You can contribute up to $23,500 into a 401(k) each year but you don't want to do that… yet.
Contribute to a Traditional or Roth IRA

Once you've maximize your employer match, look to contribute to an IRA. A traditional IRA is an account that lets you deduct contributions from your taxes but it grows tax free. You are taxed on your withdrawals in retirement. A Roth IRA does not let you deduct your contributions but it grows tax free and you are not taxed when you take withdrawals in retirement. You will have to check to see which is better for you but in most cases, it'll be the Roth IRA.
Contribute as much as you are allowed and the 2025 annual limit is $7,000. If you are 50+, you can contribute an additional $1,000 in what's known as a catch-up contribution. Depending on your income, you may be limited in how much you can contribute to a Roth IRA.
Contribute to a Health Savings Account

A Health Savings Account is available to individuals who have a high deductible health insurance plan.
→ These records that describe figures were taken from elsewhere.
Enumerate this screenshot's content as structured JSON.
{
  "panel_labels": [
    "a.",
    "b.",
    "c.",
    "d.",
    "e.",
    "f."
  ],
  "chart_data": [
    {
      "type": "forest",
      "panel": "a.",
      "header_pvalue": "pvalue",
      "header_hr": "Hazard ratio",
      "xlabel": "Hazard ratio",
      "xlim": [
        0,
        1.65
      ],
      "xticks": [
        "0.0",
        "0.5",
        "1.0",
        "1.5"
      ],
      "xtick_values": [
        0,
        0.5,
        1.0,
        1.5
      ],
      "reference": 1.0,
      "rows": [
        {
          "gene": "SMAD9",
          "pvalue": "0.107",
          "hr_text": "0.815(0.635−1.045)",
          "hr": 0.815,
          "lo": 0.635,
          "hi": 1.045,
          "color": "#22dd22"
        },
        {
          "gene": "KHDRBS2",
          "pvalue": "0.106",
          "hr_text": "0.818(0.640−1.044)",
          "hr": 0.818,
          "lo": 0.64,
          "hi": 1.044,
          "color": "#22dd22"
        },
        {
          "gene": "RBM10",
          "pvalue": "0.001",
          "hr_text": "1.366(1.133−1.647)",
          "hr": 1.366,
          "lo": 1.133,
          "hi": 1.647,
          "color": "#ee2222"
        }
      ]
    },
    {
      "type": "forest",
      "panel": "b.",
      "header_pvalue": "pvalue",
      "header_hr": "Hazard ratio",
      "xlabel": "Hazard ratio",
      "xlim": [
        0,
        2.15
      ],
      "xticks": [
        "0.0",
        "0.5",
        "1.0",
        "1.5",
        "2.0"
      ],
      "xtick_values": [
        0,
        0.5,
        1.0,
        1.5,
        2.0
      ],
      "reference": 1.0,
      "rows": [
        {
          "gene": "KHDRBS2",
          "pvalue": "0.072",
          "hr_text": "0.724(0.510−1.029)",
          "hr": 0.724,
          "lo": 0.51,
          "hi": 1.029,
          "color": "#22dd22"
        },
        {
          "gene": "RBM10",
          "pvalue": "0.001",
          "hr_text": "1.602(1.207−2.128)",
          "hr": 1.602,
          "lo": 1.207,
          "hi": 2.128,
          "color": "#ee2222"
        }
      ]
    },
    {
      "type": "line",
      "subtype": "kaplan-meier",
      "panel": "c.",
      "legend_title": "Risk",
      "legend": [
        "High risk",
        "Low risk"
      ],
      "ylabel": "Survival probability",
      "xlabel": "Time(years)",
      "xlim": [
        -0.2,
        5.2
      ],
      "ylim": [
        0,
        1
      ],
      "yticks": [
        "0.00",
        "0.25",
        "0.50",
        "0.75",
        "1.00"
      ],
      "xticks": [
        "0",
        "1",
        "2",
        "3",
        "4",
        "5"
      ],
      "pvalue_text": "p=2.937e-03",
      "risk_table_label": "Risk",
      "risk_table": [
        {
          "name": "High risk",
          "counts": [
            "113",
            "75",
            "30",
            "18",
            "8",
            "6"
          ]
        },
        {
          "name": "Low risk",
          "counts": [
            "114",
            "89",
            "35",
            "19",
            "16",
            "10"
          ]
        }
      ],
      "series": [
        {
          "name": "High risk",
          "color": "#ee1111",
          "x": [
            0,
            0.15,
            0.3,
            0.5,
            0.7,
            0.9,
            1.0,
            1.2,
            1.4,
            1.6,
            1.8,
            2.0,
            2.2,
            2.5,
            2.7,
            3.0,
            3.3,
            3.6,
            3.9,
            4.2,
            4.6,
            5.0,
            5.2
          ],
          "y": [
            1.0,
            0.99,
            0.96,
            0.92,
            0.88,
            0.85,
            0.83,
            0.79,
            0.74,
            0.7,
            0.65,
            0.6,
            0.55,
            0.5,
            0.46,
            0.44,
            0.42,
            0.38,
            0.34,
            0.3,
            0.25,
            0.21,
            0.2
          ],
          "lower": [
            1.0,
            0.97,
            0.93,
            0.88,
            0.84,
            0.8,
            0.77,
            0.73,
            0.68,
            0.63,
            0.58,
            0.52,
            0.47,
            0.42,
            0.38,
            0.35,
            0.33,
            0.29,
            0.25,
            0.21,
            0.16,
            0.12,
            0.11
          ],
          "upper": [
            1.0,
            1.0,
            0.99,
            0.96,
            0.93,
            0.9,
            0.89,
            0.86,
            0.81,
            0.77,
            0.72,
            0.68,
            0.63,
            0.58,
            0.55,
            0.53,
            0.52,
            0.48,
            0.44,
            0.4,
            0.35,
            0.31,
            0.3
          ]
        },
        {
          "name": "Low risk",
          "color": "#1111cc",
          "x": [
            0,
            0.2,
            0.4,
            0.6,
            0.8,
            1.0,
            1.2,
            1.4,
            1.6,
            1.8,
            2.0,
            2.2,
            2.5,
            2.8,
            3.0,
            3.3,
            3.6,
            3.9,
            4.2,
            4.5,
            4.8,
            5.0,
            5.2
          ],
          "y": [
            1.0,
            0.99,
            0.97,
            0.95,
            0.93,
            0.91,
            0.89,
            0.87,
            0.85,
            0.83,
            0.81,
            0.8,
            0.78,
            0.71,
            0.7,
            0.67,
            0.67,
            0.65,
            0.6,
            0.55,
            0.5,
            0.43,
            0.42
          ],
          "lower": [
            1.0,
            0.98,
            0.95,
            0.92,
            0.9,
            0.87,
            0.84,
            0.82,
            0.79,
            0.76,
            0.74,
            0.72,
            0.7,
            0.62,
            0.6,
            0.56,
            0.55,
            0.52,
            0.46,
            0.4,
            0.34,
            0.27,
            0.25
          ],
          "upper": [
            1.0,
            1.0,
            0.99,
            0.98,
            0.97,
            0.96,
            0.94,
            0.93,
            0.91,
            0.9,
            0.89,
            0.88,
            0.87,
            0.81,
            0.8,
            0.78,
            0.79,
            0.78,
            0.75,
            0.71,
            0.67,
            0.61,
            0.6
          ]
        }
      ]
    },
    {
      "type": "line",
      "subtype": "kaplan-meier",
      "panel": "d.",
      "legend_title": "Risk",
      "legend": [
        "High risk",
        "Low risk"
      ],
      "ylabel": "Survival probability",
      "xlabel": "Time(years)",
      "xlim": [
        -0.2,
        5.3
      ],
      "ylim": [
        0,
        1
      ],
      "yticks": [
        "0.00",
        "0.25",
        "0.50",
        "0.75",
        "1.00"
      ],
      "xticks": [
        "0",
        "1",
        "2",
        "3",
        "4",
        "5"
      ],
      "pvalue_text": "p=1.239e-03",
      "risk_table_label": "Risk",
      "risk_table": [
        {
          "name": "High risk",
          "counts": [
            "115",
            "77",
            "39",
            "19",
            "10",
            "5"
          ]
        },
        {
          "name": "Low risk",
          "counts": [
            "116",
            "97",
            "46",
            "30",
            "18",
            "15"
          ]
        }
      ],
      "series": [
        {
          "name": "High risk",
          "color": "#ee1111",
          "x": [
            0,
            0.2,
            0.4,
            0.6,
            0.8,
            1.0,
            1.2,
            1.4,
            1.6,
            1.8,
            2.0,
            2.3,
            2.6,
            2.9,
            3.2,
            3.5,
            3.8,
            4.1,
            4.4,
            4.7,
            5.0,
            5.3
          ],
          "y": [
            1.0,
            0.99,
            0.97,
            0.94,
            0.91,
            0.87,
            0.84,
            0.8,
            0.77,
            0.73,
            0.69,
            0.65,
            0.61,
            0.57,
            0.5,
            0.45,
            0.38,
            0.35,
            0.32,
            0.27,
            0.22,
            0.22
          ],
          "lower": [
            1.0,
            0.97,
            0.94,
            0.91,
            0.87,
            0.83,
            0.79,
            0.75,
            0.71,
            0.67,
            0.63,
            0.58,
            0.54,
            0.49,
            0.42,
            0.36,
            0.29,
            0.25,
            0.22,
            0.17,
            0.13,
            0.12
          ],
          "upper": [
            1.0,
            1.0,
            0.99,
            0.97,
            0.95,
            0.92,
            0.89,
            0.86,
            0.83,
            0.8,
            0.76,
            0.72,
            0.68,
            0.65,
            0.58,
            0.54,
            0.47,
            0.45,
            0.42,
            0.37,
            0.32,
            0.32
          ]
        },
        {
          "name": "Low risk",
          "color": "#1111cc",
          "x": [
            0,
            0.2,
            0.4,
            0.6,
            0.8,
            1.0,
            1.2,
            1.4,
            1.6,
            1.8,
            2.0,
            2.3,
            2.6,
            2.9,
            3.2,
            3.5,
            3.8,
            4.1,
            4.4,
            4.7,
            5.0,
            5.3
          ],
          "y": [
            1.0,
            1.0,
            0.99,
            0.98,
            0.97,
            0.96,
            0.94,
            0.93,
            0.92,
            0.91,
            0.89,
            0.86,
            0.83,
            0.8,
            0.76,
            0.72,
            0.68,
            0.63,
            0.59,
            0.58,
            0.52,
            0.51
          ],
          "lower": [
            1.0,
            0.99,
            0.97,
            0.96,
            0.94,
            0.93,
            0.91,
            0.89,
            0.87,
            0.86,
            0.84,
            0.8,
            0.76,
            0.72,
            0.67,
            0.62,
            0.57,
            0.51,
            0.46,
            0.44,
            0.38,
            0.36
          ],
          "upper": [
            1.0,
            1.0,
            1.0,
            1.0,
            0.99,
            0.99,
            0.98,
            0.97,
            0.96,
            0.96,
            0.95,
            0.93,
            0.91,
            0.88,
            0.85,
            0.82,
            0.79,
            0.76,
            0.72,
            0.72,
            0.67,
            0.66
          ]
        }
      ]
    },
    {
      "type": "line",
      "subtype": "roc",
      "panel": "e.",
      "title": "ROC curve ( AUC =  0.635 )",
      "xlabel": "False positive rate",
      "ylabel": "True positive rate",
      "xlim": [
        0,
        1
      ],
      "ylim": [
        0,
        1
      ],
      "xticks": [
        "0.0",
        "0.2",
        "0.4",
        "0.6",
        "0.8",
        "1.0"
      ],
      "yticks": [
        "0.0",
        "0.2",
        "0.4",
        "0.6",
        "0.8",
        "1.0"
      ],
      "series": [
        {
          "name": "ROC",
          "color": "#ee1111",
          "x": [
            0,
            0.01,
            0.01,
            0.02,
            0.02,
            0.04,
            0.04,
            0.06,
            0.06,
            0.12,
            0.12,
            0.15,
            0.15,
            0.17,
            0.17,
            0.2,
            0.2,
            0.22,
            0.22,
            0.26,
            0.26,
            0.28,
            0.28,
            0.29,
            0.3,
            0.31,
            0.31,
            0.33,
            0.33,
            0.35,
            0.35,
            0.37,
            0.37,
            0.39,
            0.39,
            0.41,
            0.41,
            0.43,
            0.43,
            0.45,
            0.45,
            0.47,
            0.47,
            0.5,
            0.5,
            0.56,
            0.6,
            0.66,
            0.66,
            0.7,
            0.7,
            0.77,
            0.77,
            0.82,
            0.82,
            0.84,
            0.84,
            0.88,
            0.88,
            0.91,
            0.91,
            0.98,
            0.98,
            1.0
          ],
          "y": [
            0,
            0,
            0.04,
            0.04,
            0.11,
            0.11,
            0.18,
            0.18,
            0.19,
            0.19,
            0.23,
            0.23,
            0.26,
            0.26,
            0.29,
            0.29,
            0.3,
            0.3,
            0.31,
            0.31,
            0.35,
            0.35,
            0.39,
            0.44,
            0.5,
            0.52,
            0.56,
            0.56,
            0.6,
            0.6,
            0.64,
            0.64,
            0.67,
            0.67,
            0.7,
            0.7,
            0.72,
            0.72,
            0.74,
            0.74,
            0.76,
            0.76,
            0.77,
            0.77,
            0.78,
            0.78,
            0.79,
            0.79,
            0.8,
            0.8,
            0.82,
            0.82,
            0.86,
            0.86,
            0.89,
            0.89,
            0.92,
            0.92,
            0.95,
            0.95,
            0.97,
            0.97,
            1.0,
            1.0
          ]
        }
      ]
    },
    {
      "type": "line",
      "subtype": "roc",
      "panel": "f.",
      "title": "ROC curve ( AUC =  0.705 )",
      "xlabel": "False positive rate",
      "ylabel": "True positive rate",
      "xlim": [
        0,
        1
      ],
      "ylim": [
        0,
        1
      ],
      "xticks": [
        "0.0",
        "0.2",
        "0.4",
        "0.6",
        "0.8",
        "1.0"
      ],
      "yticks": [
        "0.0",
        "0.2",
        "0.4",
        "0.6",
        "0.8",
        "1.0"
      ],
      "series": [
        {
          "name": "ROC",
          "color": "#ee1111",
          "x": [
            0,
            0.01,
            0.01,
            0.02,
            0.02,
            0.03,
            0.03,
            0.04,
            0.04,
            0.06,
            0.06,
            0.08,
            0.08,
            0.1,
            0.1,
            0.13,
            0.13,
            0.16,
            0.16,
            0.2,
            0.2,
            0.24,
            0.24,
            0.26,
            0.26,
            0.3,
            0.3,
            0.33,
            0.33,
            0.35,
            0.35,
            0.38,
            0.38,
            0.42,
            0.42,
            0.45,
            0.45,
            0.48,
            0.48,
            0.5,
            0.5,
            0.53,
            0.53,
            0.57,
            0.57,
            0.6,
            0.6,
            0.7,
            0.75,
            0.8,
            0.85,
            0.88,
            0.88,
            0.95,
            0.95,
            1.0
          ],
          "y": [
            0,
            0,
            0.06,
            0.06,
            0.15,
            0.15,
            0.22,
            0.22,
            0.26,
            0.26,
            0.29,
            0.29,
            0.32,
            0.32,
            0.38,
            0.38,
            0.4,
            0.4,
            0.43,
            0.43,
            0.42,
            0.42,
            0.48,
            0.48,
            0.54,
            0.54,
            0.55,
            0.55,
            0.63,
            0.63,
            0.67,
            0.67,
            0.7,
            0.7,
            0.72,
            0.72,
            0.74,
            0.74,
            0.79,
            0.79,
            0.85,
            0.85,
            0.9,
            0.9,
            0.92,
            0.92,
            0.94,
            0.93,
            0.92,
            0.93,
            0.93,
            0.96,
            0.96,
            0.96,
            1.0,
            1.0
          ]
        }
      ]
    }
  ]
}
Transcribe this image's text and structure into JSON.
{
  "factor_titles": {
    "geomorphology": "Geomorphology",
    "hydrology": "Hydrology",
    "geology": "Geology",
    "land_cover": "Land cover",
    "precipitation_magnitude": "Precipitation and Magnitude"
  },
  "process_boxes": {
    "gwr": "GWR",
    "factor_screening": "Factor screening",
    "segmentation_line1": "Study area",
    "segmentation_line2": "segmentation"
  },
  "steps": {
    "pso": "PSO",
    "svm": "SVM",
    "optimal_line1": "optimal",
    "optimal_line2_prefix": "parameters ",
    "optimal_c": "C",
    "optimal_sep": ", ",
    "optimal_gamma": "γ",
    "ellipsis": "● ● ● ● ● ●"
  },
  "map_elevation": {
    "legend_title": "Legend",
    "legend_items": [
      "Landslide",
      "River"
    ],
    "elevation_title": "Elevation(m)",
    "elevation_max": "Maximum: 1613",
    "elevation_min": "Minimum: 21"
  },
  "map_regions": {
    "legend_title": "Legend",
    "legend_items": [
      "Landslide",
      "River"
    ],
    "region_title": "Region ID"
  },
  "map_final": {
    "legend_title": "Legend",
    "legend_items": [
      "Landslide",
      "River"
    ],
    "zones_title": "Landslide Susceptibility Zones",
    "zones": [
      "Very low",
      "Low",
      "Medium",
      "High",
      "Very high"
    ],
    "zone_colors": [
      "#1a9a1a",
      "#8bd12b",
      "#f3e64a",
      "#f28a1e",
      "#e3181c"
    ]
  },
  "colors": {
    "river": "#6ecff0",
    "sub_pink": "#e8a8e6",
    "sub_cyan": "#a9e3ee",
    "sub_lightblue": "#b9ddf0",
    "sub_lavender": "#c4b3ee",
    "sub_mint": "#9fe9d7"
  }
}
It's powerful in that it's meant for medical expenses but can also be treated as an investment account. As long as your insurance plan qualifies as high deductible, you can contribute into an HSA and take advantage of its powerful tax benefits.
Contributions to an HSA are done through a payroll deduction and thus pre-tax, much like a 401(k). It grows tax-free, again like a 401(k). Here's where it gets good – withdrawals are tax free if used for qualified medical expenses. If you reach 65 and still haven't used up the HSA, then it behaves just like an IRA. It's a great account if you are eligible and lucky enough not to need the money.
Contribute the maximum to a 401(k)

Once you've funded an IRA and an HSA, assuming you are eligible, continue to contribute to a 401(k) until you reach the annual limit of $23,500 (in 2025). This limit is quite high for most Americans and if you are doing this each year, you're going to be in very good shape.
Contribute to a taxable brokerage account

If you have funded everything up to this point, you will be set up for as comfortable a retirement as possible. If you wish to save even more, your only option at this point is to put it into a taxable brokerage account. Now you're simply investing and there are no tax benefits related to retirement with a regular brokerage account.